Star Dust is an album of phonograph records by Bing Crosby released in 1940 featuring songs that are sung sentimentally, being based upon the 1927 popular song "Stardust". This album featured his 1939 Decca recording of the song, not the 1931 recording he made for Brunswick.
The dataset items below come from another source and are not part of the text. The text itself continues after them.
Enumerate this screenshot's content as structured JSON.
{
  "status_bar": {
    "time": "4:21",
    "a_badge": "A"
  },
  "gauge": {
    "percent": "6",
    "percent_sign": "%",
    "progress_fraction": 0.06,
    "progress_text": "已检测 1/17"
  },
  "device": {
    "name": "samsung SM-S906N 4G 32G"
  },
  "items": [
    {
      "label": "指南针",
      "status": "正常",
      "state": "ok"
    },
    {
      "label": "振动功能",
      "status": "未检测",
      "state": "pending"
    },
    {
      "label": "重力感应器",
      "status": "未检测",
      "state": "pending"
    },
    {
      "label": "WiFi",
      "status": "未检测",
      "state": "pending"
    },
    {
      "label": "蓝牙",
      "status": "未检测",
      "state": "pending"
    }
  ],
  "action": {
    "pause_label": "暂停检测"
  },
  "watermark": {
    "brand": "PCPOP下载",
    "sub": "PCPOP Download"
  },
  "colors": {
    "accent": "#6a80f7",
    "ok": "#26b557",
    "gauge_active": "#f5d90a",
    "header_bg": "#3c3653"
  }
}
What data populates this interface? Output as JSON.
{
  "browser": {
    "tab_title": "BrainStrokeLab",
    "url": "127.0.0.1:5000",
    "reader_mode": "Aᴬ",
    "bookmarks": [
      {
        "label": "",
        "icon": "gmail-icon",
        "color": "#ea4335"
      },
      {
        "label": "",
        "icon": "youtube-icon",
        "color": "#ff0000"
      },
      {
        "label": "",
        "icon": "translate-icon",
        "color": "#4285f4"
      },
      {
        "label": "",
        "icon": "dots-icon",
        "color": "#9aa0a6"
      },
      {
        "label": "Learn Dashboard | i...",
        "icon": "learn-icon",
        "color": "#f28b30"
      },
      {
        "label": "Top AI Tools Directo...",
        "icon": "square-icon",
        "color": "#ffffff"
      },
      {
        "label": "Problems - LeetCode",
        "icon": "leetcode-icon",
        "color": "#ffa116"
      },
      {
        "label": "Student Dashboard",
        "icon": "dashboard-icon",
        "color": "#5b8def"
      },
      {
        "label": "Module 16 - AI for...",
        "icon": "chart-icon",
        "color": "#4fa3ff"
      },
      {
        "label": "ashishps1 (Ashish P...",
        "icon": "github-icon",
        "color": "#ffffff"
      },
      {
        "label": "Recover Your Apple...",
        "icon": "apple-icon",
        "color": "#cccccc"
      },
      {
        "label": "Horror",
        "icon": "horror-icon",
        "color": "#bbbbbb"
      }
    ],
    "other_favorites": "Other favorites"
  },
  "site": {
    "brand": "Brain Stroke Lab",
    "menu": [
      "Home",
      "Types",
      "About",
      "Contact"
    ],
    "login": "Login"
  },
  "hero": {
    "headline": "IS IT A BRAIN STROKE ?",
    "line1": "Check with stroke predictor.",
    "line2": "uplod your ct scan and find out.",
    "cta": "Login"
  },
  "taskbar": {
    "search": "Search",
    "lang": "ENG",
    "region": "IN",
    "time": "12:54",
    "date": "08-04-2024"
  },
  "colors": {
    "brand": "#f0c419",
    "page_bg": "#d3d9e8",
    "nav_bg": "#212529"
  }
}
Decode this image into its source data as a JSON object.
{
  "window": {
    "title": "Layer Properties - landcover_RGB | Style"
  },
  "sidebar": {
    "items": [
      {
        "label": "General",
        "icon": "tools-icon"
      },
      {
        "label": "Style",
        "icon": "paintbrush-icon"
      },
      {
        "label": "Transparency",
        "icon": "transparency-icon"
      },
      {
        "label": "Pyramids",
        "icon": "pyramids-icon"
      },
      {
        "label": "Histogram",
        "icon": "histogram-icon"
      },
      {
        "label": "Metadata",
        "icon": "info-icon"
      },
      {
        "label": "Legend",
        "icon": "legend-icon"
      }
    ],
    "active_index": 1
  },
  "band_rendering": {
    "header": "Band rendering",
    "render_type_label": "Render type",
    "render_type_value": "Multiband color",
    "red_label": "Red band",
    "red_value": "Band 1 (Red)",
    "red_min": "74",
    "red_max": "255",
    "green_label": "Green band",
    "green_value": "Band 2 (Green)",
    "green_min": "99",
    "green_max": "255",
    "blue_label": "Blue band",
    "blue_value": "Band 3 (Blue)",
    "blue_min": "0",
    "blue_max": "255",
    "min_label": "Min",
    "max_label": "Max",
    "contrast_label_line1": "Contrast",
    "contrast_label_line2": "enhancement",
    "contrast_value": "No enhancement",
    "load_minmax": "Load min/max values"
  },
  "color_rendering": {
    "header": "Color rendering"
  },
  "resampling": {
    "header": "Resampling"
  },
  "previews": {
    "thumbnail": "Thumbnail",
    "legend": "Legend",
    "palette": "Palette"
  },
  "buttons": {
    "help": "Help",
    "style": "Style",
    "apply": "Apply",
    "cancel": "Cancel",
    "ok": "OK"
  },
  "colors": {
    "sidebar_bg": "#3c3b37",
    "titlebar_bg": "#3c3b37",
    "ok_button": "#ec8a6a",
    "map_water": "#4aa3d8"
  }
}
==Original track listing==
These previously issued songs were featured on a 6-disc, 78 rpm album set, Decca Album No. 181.
| Side / Title | Writer(s) | Recording date | Performed with | Time |
Disc 1 (2374):
| A. "Stardust" | Mitchell Parish, Hoagy Carmichael | March 22, 1939 | Matty Malneck and His Orchestra | 3:01 |
| B. "Deep Purple" | Mitchell Parish, Peter DeRose | March 22, 1939 | Matty Malneck and His Orchestra | 3:12 |
Disc 2 (1044):
| A. "Just One Word of Consolation" | Frank B. Williams, Tom Lemonier | August 12, 1936 | Ivan Ditmars and the Three Cheers | 3:14 |
| B. "Dear Old Girl" | Theodore F. Morse, Richard Henry Buck | August 12, 1936 | Ivan Ditmars and the Three Cheers | 3:08 |
Disc 3 (3540):
| A. "Swing Low, Sweet Chariot" | Wallace Willis | April 25, 1938 | John Scott Trotter and His Orchestra | 2:57 |
| B. "Darling Nellie Gray" | Benjamin Hanby | April 25, 1938 | The Paul Taylor Choristers | 3:01 |
Disc 4 (3541):
| A. "The One Rose" | Del Lyon, Lani McIntyre | March 5, 1937 | Victor Young and His Orchestra | 3:09 |
| B. "The Lonesome Road" | Gene Austin, Nathaniel Shilkret | December 12, 1938 | John Scott Trotter and His Orchestra | 2.58 |
Disc 5 (3542):
| A. "I Cried for You" | Arthur Freed, Abe Lyman, Gus Arnheim | December 12, 1938 | John Scott Trotter and His Orchestra | 3:06 |
| B. "My Melancholy Baby" | George A. Norton, Ernie Burnett | December 12, 1938 | John Scott Trotter and His Orchestra | 2:58 |
Disc 6 (3543):
| A. "A Blues Serenade" | Frank Signorelli, Mitchell Parish | July 8, 1938 | Matty Malneck and His Orchestra | 2:50 |
| B. "S'posin'" | Paul Denniker, Andy Razaf | April 3, 1939 | The Music Maids and John Scott Trotter and His Orchestra | 2:58 |

==Re-issue track listing==
In 1950, a set of the same name but slightly different selections was released with a darker cover. These reissued songs were featured on a 4-disc, 78 rpm album set, Decca Album No. A-678.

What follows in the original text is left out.